The unlikely politician announced his intention to run Thursday with very little fanfare.
He made the declaration on social media, tweeting: “OK Joe, let’s go” — a direct challenge to Mayor Joe Fontana, the head of the city that cleared his friends out of Victoria Park as the Occupy protest ended a year and a half ago.
Shepperd, who works for an internet service provider downtown, insists the Occupy anti-capitalist movement isn’t such a strange source of politicians.
“Occupy started a conversation,” he said. “Suddenly, people were talking about politics, the environment, different issues, in different ways.

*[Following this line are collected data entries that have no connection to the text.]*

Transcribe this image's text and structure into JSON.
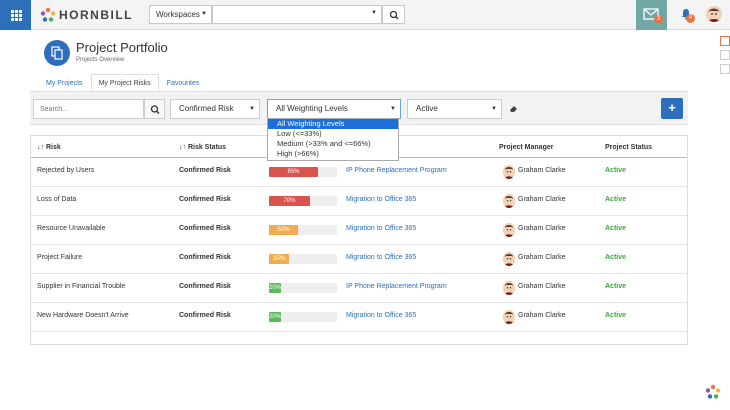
{
  "header": {
    "brand": "HORNBILL",
    "workspace_label": "Workspaces",
    "mail_badge": "3",
    "notif_badge": "4"
  },
  "page": {
    "title": "Project Portfolio",
    "subtitle": "Projects Overview"
  },
  "tabs": [
    {
      "label": "My Projects",
      "active": false
    },
    {
      "label": "My Project Risks",
      "active": true
    },
    {
      "label": "Favourites",
      "active": false
    }
  ],
  "filters": {
    "search_placeholder": "Search...",
    "risk_status": "Confirmed Risk",
    "weighting": "All Weighting Levels",
    "project_status": "Active",
    "add_label": "+",
    "weighting_options": [
      "All Weighting Levels",
      "Low (<=33%)",
      "Medium (>33% and <=66%)",
      "High (>66%)"
    ]
  },
  "table": {
    "headers": {
      "risk": "Risk",
      "risk_status": "Risk Status",
      "project_manager": "Project Manager",
      "project_status": "Project Status"
    },
    "rows": [
      {
        "risk": "Rejected by Users",
        "status": "Confirmed Risk",
        "weight": 85,
        "weight_label": "85%",
        "project": "IP Phone Replacement Program",
        "manager": "Graham Clarke",
        "project_status": "Active"
      },
      {
        "risk": "Loss of Data",
        "status": "Confirmed Risk",
        "weight": 70,
        "weight_label": "70%",
        "project": "Migration to Office 365",
        "manager": "Graham Clarke",
        "project_status": "Active"
      },
      {
        "risk": "Resource Unavailable",
        "status": "Confirmed Risk",
        "weight": 50,
        "weight_label": "50%",
        "project": "Migration to Office 365",
        "manager": "Graham Clarke",
        "project_status": "Active"
      },
      {
        "risk": "Project Failure",
        "status": "Confirmed Risk",
        "weight": 35,
        "weight_label": "35%",
        "project": "Migration to Office 365",
        "manager": "Graham Clarke",
        "project_status": "Active"
      },
      {
        "risk": "Supplier in Financial Trouble",
        "status": "Confirmed Risk",
        "weight": 20,
        "weight_label": "20%",
        "project": "IP Phone Replacement Program",
        "manager": "Graham Clarke",
        "project_status": "Active"
      },
      {
        "risk": "New Hardware Doesn't Arrive",
        "status": "Confirmed Risk",
        "weight": 20,
        "weight_label": "20%",
        "project": "Migration to Office 365",
        "manager": "Graham Clarke",
        "project_status": "Active"
      }
    ]
  },
  "colors": {
    "primary": "#2d6fb8",
    "high": "#d9534f",
    "medium": "#f0ad4e",
    "low": "#5cb85c",
    "active_text": "#3aa93a",
    "selected_option": "#1e6fd9"
  },
  "icons": {
    "apps": "grid-icon",
    "search": "search-icon",
    "mail": "mail-icon",
    "bell": "bell-icon",
    "eraser": "eraser-icon",
    "sort": "sort-icon"
  }
}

“It also spawned an entirely new generation of activists. It brought people into the public sphere that wouldn’t have been involved otherwise.”
Shepperd was one of the founding members of Occupy London, and said he learned a lot from the experience, mainly “diplomacy.” He often spoke for the protesters and found himself calming internal divisions in the camp.
His decision to run for mayor was triggered by frustration at large developments in the Forest City like the retail and cinema plans for the woodlot off Wellington Road.
“I want to see an end to the sprawl,” he said. “The city’s growing, but I want to see a better model. I want more development downtown, and I want to see less on the fringes.
“I want to see a place where you can walk and cycle, where there is better transit. I want to make it possible for people to go without cars.”
Shepperd’s policies include changing tax codes to make downtown parking lots less profitable and development more attractive, restricting development on the edge of the city, and introducing a network of powerful neighbourhood councils to help make important decisions for the city.
He also wants to target investment from technology companies, make London a “Mecca” for artists and take a new approach to transit, with more bike lanes and better bus services.
“I want to see positive leadership, inspirational leadership out of the mayoral office, and I think I can provide that.”
On the horizon
— London’s next mayoral election will be on Oct. 27, 2014.
— Candidate registration opens Jan. 6 and closes Sept. 8.
— So far, only incumbent Joe Fontana and Eric Shepperd have indicated an intention to run.